The committee also talked about the Idaho Digital Learning Academy (IDLA). The IDLA offers remote classes to middle- and high school students and is slated to have its state general funding phased out over the next four years. The Academy is fighting the perception by some in government that the IEN will make it unnecessary.
But they are different, Luna told the committee. “The IEN is the infrastructure, and the IDLA is the commodity that travels on that infrastructure,” she said, likening it to the difference between a cable television network and the programming the network carries.
In addition, the IDLA is asynchronous, meaning that students can take classes at any time of the day or night at their convenience, while online classes offered by the IEN will be synchronous, meaning they will be scheduled at a specific time — which can cause problems when school schedules are not aligned. “That is the biggest challenge we’ll have to face,” said Superintendent of Public Instruction Tom Luna (who is the brother of Teresa Luna). “It is going to force our schools and districts to develop more common schedules to take advantage of IEN.” Idaho is particularly complicated because it has two time zones to contend with, he said.
“IDLA is statutorily our state virtual school,” Goedde said. “Yet it is being treated as a content provider. Why is IDLA outside the network and not being treated as a school?” Teresa Luna said it would be brought into the network at a later point.
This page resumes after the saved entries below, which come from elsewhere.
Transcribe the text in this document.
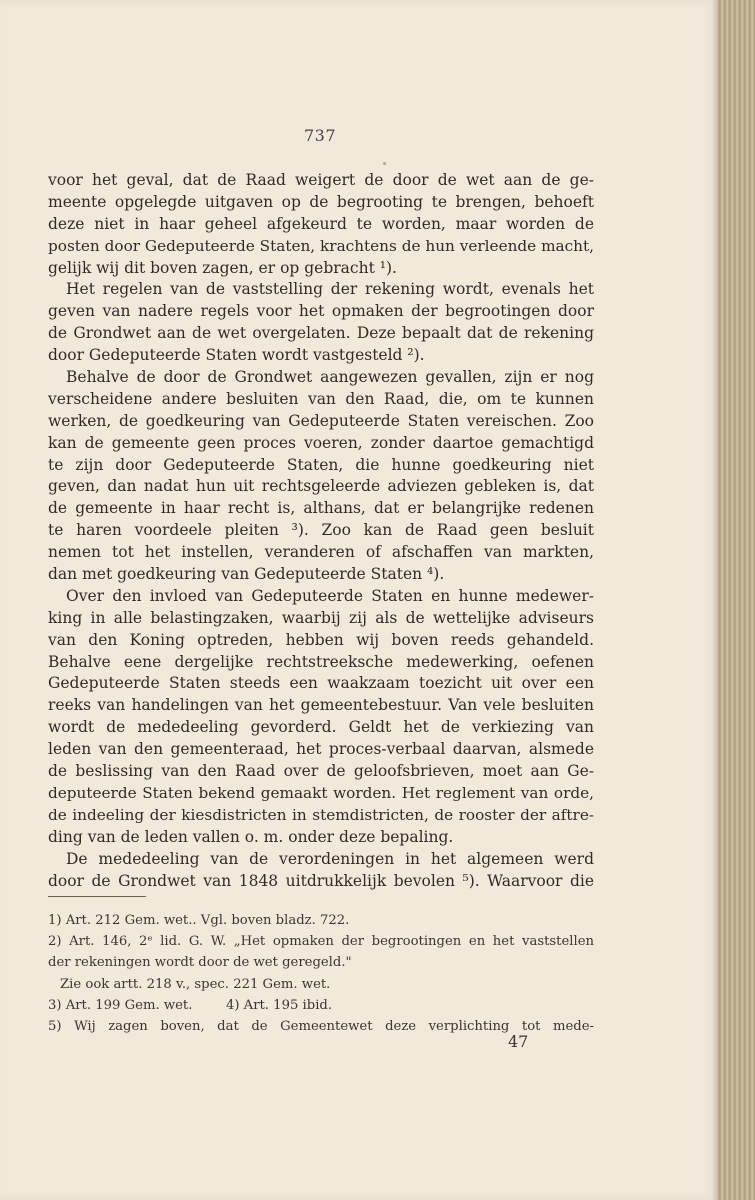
737
voor het geval, dat de Raad weigert de door de wet aan de ge-
meente opgelegde uitgaven op de begrooting te brengen, behoeft
deze niet in haar geheel afgekeurd te worden, maar worden de
posten door Gedeputeerde Staten, krachtens de hun verleende macht,
gelijk wij dit boven zagen, er op gebracht ¹).
Het regelen van de vaststelling der rekening wordt, evenals het
geven van nadere regels voor het opmaken der begrootingen door
de Grondwet aan de wet overgelaten. Deze bepaalt dat de rekening
door Gedeputeerde Staten wordt vastgesteld ²).
Behalve de door de Grondwet aangewezen gevallen, zijn er nog
verscheidene andere besluiten van den Raad, die, om te kunnen
werken, de goedkeuring van Gedeputeerde Staten vereischen. Zoo
kan de gemeente geen proces voeren, zonder daartoe gemachtigd
te zijn door Gedeputeerde Staten, die hunne goedkeuring niet
geven, dan nadat hun uit rechtsgeleerde adviezen gebleken is, dat
de gemeente in haar recht is, althans, dat er belangrijke redenen
te haren voordeele pleiten ³). Zoo kan de Raad geen besluit
nemen tot het instellen, veranderen of afschaffen van markten,
dan met goedkeuring van Gedeputeerde Staten ⁴).
Over den invloed van Gedeputeerde Staten en hunne medewer-
king in alle belastingzaken, waarbij zij als de wettelijke adviseurs
van den Koning optreden, hebben wij boven reeds gehandeld.
Behalve eene dergelijke rechtstreeksche medewerking, oefenen
Gedeputeerde Staten steeds een waakzaam toezicht uit over een
reeks van handelingen van het gemeentebestuur. Van vele besluiten
wordt de mededeeling gevorderd. Geldt het de verkiezing van
leden van den gemeenteraad, het proces-verbaal daarvan, alsmede
de beslissing van den Raad over de geloofsbrieven, moet aan Ge-
deputeerde Staten bekend gemaakt worden. Het reglement van orde,
de indeeling der kiesdistricten in stemdistricten, de rooster der aftre-
ding van de leden vallen o. m. onder deze bepaling.
De mededeeling van de verordeningen in het algemeen werd
door de Grondwet van 1848 uitdrukkelijk bevolen ⁵). Waarvoor die
1) Art. 212 Gem. wet.. Vgl. boven bladz. 722.
2) Art. 146, 2ᵉ lid. G. W. „Het opmaken der begrootingen en het vaststellen
der rekeningen wordt door de wet geregeld."
Zie ook artt. 218 v., spec. 221 Gem. wet.
3) Art. 199 Gem. wet.        4) Art. 195 ibid.
5) Wij zagen boven, dat de Gemeentewet deze verplichting tot mede-
47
IDLA had also come up in JFAC earlier this week. First, the Department of Administration was asked by JFAC co-chair Representative Maxine Bell, R-Jerome, to report back in writing to a question by Representative Wendy Jaquet, D-Ketchum, regarding a memo from Administrator of the Division of Financial Management Wayne Hammon criticizing IDLA, suggesting that similar projects in other states don’t receive state funding. Second, JFAC co-chair Senator Dean Cameron, R-Rupert, also asked the department to respond in writing to rumors he said he had heard that Director of Administration Mike Gwartney had been involved in the recommendation to reduce IDLA funding.